Member of the West Virginia House of Delegates from the 16th district
- In office December 1, 1988 – December 1, 1990
- Preceded by: R. L. McCormick
- Succeeded by: Tracy Dempsey
- In office December 1, 1974 – December 1, 1986
- Preceded by: H. Leon Hager
- Succeeded by: Joe C. Ferrell

Personal details
- Born: Sammy Dale Dalton August 29, 1951 (age 74) West Hamlin, West Virginia, United States
- Party: Democratic
- Spouse: Karen McGinnis
- Education: Marshall University (AB, MA)

= Sammy D. Dalton =

American educator and politician

Sammy Dale Dalton (born August 29, 1951) is an American educator and politician who served in both houses of the West Virginia Legislature.
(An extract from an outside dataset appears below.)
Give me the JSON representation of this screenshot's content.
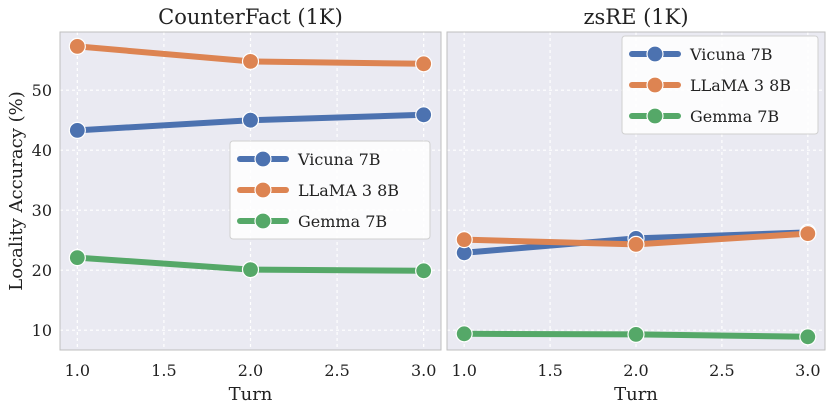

First elected to the House of Delegates as a 23-year old graduate student at Marshall University, he was elevated to the state senate in 1990. In 1994, his predecessor, Lloyd G. Jackson II, ran again and defeated him in the Democratic primary, after which Dalton returned to the House for two more terms. He attempted to win back a seat in the Senate in 2002 and 2012 but lost the primary races to Tracy Dempsey and Art Kirkendoll, respectively.

In 2021, Dalton was arrested on a prostitution-related charge in a sting conducted by the Charleston Police Department.